Chroniques

Deux cents fois merci


Cher 360°, je voulais te souhaiter un joyeux anniversaire à l’occasion de la parution de ton 200e numéro. C’est la 200e fois aujourd’hui que tu propages ton verbe et ta bienveillance à travers la Suisse, toi, le seul magazine francophone qui a su se mettre au service de notre diversité et représenter les intérêts de nos différentes communautés. Par ton engagement et ton positionnement, tu as su transcender les frontières qui nous cloisonnaient, réunir dans un même média les personnes homosexuelles, lesbiennes, bisexuelles, trans*, queer et toutes celles qui ne se reconnaissent pas dans les codes de l’hétéro-cis-normativité, y compris certaines personnes cisgenres hétérosexuelles! Tu joues un rôle primordial dans le paysage médiatique helvétique, et ce rôle est non seulement pionnier, mais il est aussi vital qu’indispensable. Nos communautés ont besoin de modèles à qui s’identifier et ceci exige une certaine visibilité.
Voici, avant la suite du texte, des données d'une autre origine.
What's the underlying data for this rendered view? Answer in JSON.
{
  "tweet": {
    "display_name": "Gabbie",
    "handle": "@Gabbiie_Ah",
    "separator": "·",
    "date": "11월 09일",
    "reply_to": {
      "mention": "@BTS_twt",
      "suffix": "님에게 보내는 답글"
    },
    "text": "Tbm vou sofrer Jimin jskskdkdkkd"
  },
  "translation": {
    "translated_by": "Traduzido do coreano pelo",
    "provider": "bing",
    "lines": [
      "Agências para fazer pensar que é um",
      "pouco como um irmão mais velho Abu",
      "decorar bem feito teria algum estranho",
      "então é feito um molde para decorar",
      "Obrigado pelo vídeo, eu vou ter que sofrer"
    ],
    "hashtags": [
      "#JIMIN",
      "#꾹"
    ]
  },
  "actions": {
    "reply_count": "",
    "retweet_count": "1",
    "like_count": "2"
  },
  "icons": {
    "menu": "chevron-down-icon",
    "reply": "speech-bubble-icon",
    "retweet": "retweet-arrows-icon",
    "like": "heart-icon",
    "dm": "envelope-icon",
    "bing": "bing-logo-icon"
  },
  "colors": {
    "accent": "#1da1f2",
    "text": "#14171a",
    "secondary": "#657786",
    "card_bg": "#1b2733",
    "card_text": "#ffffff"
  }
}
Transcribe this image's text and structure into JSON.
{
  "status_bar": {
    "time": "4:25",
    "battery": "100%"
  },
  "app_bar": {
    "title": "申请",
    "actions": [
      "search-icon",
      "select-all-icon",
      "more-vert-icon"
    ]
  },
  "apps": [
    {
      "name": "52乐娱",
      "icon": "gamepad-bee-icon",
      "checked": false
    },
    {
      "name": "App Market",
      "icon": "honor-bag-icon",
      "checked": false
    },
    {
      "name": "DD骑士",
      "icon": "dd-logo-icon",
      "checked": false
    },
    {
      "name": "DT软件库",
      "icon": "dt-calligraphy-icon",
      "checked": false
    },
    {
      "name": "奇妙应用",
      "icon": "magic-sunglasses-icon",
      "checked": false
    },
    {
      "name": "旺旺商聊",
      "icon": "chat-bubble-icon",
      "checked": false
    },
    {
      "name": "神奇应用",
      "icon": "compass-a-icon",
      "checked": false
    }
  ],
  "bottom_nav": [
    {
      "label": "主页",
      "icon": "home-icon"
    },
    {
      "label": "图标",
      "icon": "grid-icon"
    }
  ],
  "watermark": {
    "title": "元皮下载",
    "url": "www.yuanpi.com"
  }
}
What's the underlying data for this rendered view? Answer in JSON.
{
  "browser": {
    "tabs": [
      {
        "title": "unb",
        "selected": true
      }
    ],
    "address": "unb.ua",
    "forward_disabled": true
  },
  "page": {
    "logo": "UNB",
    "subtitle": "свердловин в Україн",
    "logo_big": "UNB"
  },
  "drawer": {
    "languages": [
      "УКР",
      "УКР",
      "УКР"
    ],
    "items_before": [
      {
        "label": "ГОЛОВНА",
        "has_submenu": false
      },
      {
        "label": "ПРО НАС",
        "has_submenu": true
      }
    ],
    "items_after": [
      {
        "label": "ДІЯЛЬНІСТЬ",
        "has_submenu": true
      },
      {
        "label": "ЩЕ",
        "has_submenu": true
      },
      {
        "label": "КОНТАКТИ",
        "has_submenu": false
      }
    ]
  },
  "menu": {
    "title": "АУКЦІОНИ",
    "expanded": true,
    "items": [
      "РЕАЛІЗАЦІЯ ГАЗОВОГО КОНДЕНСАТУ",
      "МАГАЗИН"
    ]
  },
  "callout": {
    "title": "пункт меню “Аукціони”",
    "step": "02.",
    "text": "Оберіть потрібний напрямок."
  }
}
Nous avons besoin de savoir que nous existons, et c’est la raison même de ton existence. Tu mets des mots et des images sur nos réalités, encore trop souvent frappées du sceau de la discrimination dans nos sociétés qui, paradoxalement, se revendiquent filles de la démocratie, de la liberté et du principe de l’auto-détermination.

C’est la raison pour laquelle je souhaite te rendre hommage dans cette chronique, dont le ton diffère de celui que j’adopte habituellement. Je me souviendrai toute ma vie de nos premières rencontres. Cela faisait à peine trois mois que j’avais commencé les hormones, et en ce temps-là, j’étais stagiaire dans un des lieux où tu étais distribué. Chaque mois, je te découvrais et te dévorais avec assiduité, les pages défilaient et tu me donnais à vivre la scène LGBTQI+ helvétique tout en thématisant sur des problématiques qui allaient au-delà de nos frontières. Tu me donnais de la force à un moment où j’en avais besoin, et j’étais tellement heureuse de savoir qu’un média comme toi existe et fasse resplendir cette scène si belle aux sensibilités multiples.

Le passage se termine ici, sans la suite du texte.